Identifying the earliest molecular changes in the brain that precede cognitive decline is essential for preventing age-related dementias like Alzheimer’s disease (AD). The Holstege team has access to a unique collection of brain samples from people who lived past 100 (centenarians) through the 100-plus Study cohort. This cohort includes detailed records of how these centenarians’ cognition changed over time, their genetic information, brain tissue samples from different brain regions, and blood samples collected over the years. Using these materials, the team will apply multi-omics profiling—encompassing proteomics, phospho-proteomics, lipidomics, and metabolomics—in two key brain areas (entorhinal cortex and grey temporal matter) from 125 centenarian brains.
Dr. Holstege hypothesizes that initial molecular alterations in these brain regions represent early precursors to late-onset cognitive decline. In Aim 1, the team will characterize these molecular changes by applying multi-omics profiling across the centenarian cohort. In Aim 2, they will define single-cell states associated with cognitive resilience or resistance to amyloid beta accumulation, tau pathology, and APOE4 genotype, using long-read transcriptomics and spatial proteomics in a subset of 30 brains. Aim 3 will test whether the molecular signatures they find in the brain are also reflected in blood samples collected over time, potentially identifying early blood-based biomarkers of cognitive decline.

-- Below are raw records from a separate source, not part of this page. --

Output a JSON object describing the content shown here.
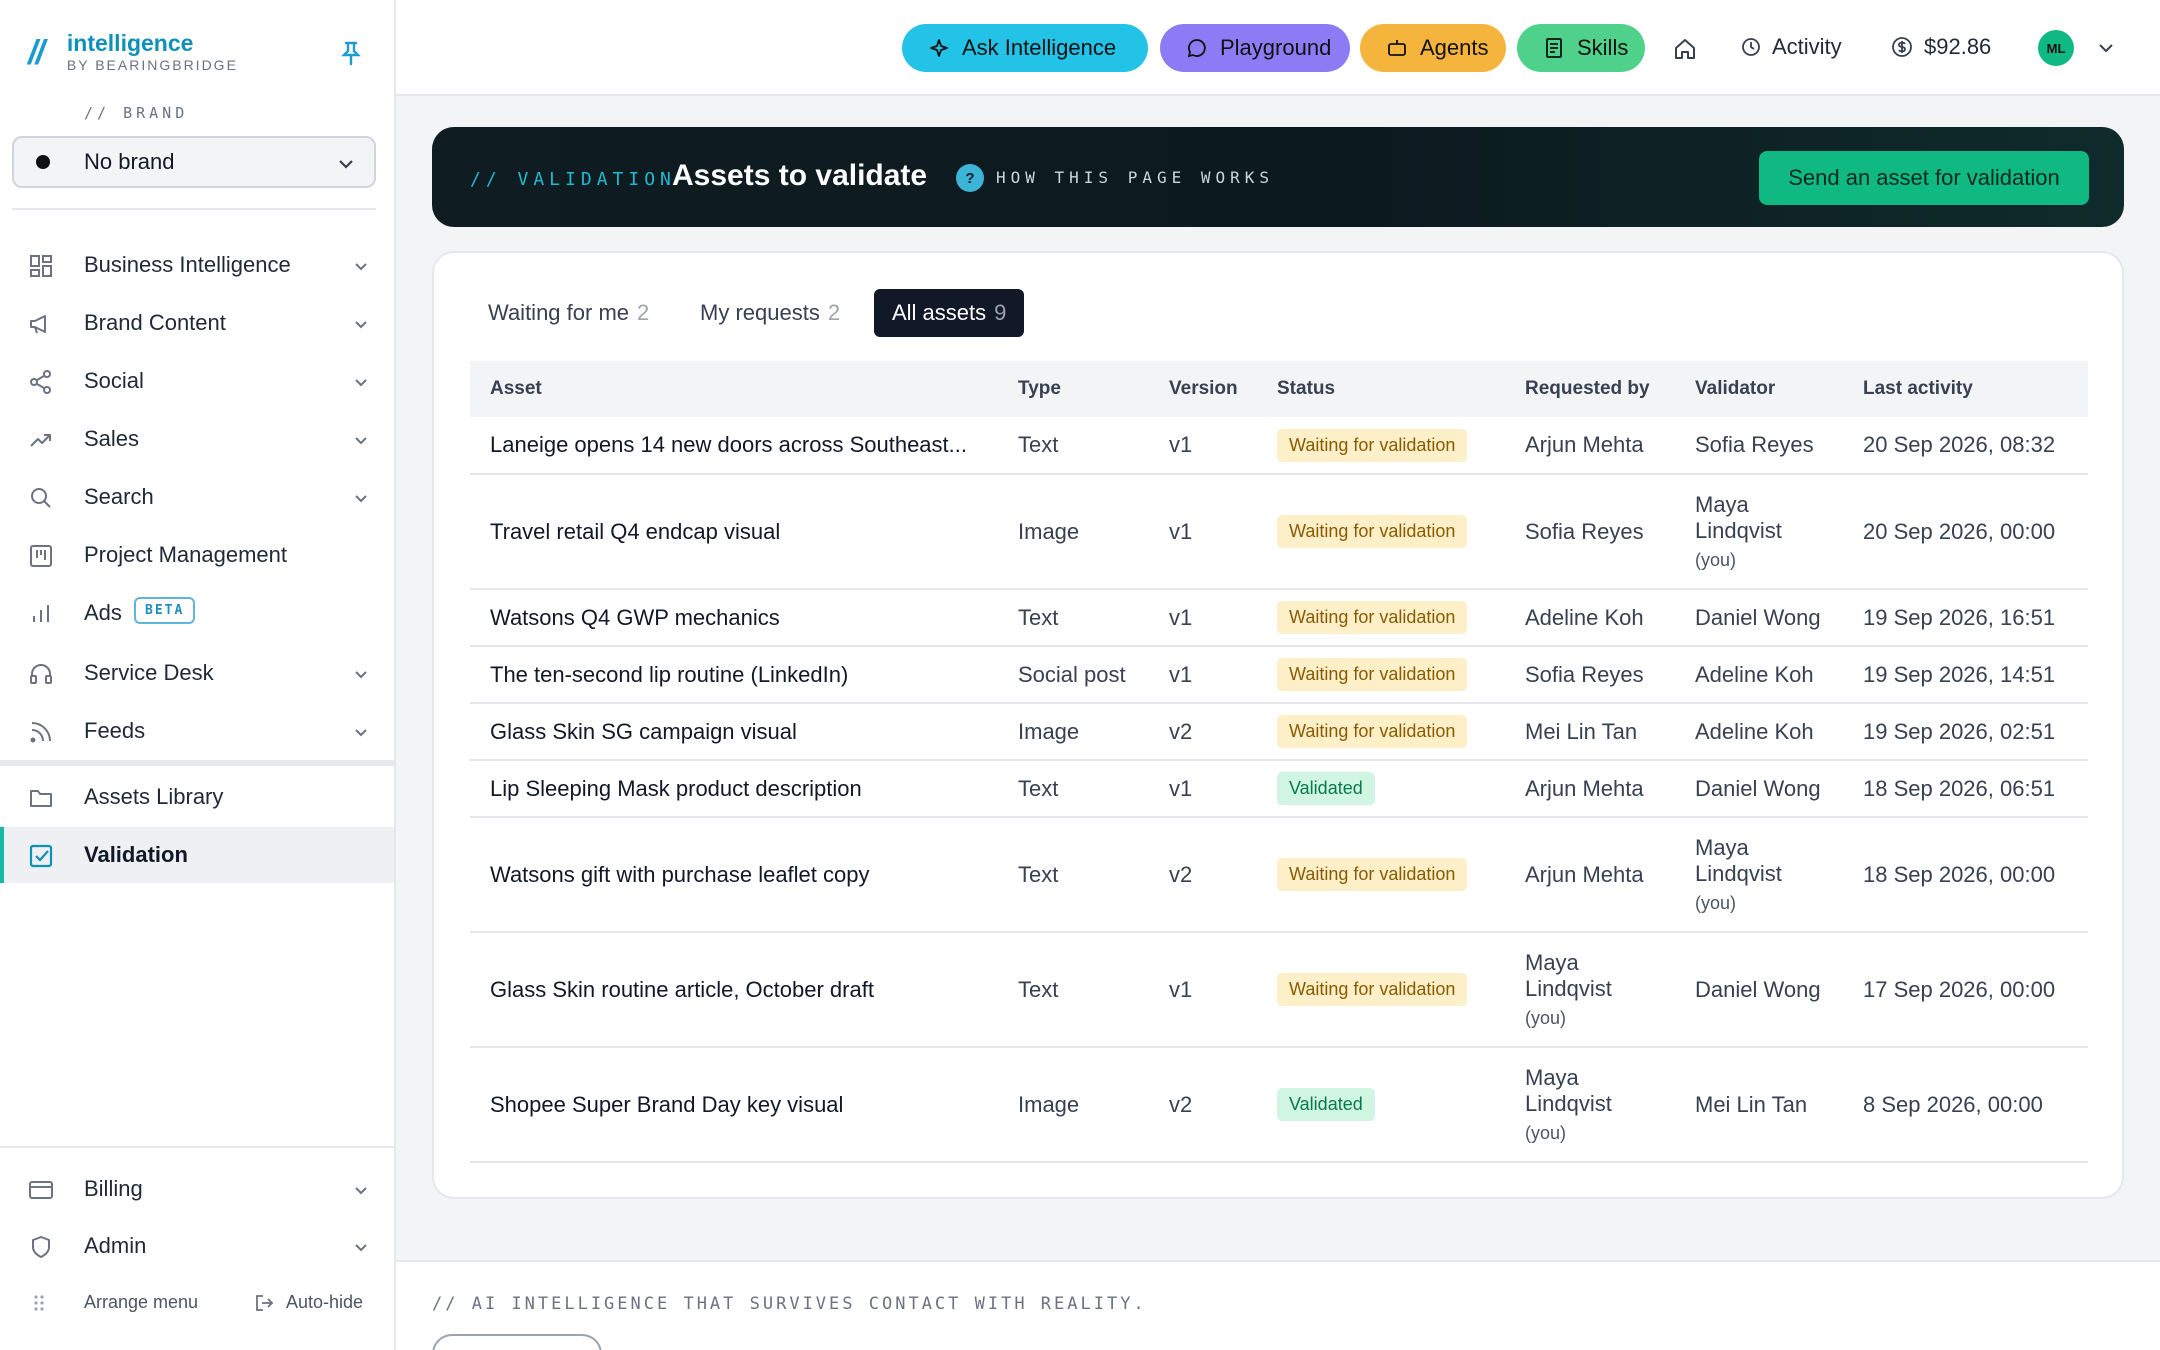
{
  "sidebar": {
    "logo_mark": "//",
    "app_name": "intelligence",
    "app_by": "BY BEARINGBRIDGE",
    "brand_label": "// BRAND",
    "brand_value": "No brand",
    "items": [
      {
        "label": "Business Intelligence",
        "icon": "grid-icon"
      },
      {
        "label": "Brand Content",
        "icon": "megaphone-icon"
      },
      {
        "label": "Social",
        "icon": "share-icon"
      },
      {
        "label": "Sales",
        "icon": "trend-icon"
      },
      {
        "label": "Search",
        "icon": "search-icon"
      },
      {
        "label": "Project Management",
        "icon": "kanban-icon"
      },
      {
        "label": "Ads",
        "icon": "bar-chart-icon",
        "badge": "BETA"
      },
      {
        "label": "Service Desk",
        "icon": "headset-icon"
      },
      {
        "label": "Feeds",
        "icon": "rss-icon"
      },
      {
        "label": "Assets Library",
        "icon": "folder-icon"
      },
      {
        "label": "Validation",
        "icon": "checkbox-icon"
      },
      {
        "label": "Billing",
        "icon": "card-icon"
      },
      {
        "label": "Admin",
        "icon": "shield-icon"
      }
    ],
    "arrange": "Arrange menu",
    "autohide": "Auto-hide"
  },
  "topbar": {
    "ask": "Ask Intelligence",
    "playground": "Playground",
    "agents": "Agents",
    "skills": "Skills",
    "activity": "Activity",
    "balance": "$92.86",
    "avatar": "ML",
    "colors": {
      "ask": "#22c3e6",
      "playground": "#8b7cf6",
      "agents": "#f5b43c",
      "skills": "#4fd18b"
    }
  },
  "hero": {
    "kicker": "// VALIDATION",
    "title": "Assets to validate",
    "help_icon": "?",
    "how": "HOW THIS PAGE WORKS",
    "cta": "Send an asset for validation"
  },
  "tabs": [
    {
      "label": "Waiting for me",
      "count": "2"
    },
    {
      "label": "My requests",
      "count": "2"
    },
    {
      "label": "All assets",
      "count": "9"
    }
  ],
  "table": {
    "headers": [
      "Asset",
      "Type",
      "Version",
      "Status",
      "Requested by",
      "Validator",
      "Last activity"
    ],
    "rows": [
      {
        "asset": "Laneige opens 14 new doors across Southeast...",
        "type": "Text",
        "version": "v1",
        "status": "Waiting for validation",
        "requested": "Arjun Mehta",
        "validator": "Sofia Reyes",
        "last": "20 Sep 2026, 08:32"
      },
      {
        "asset": "Travel retail Q4 endcap visual",
        "type": "Image",
        "version": "v1",
        "status": "Waiting for validation",
        "requested": "Sofia Reyes",
        "validator": "Maya Lindqvist",
        "validator_you": "(you)",
        "last": "20 Sep 2026, 00:00"
      },
      {
        "asset": "Watsons Q4 GWP mechanics",
        "type": "Text",
        "version": "v1",
        "status": "Waiting for validation",
        "requested": "Adeline Koh",
        "validator": "Daniel Wong",
        "last": "19 Sep 2026, 16:51"
      },
      {
        "asset": "The ten-second lip routine (LinkedIn)",
        "type": "Social post",
        "version": "v1",
        "status": "Waiting for validation",
        "requested": "Sofia Reyes",
        "validator": "Adeline Koh",
        "last": "19 Sep 2026, 14:51"
      },
      {
        "asset": "Glass Skin SG campaign visual",
        "type": "Image",
        "version": "v2",
        "status": "Waiting for validation",
        "requested": "Mei Lin Tan",
        "validator": "Adeline Koh",
        "last": "19 Sep 2026, 02:51"
      },
      {
        "asset": "Lip Sleeping Mask product description",
        "type": "Text",
        "version": "v1",
        "status": "Validated",
        "requested": "Arjun Mehta",
        "validator": "Daniel Wong",
        "last": "18 Sep 2026, 06:51"
      },
      {
        "asset": "Watsons gift with purchase leaflet copy",
        "type": "Text",
        "version": "v2",
        "status": "Waiting for validation",
        "requested": "Arjun Mehta",
        "validator": "Maya Lindqvist",
        "validator_you": "(you)",
        "last": "18 Sep 2026, 00:00"
      },
      {
        "asset": "Glass Skin routine article, October draft",
        "type": "Text",
        "version": "v1",
        "status": "Waiting for validation",
        "requested": "Maya Lindqvist",
        "requested_you": "(you)",
        "validator": "Daniel Wong",
        "last": "17 Sep 2026, 00:00"
      },
      {
        "asset": "Shopee Super Brand Day key visual",
        "type": "Image",
        "version": "v2",
        "status": "Validated",
        "requested": "Maya Lindqvist",
        "requested_you": "(you)",
        "validator": "Mei Lin Tan",
        "last": "8 Sep 2026, 00:00"
      }
    ]
  },
  "footer": {
    "tagline": "// AI INTELLIGENCE THAT SURVIVES CONTACT WITH REALITY."
  }
}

By integrating these multi-omic data with clinical and genetic information, the team aims to construct a detailed picture of the earliest neurodegenerative events underlying cognitive decline. Validated protein signatures will be shared with the Brain Aging Consortium for independent validation. Collaborations within the consortium will enable cross-platform integration, mechanistic follow-up, and functional studies, advancing understanding of biological resilience and vulnerability in aging and AD.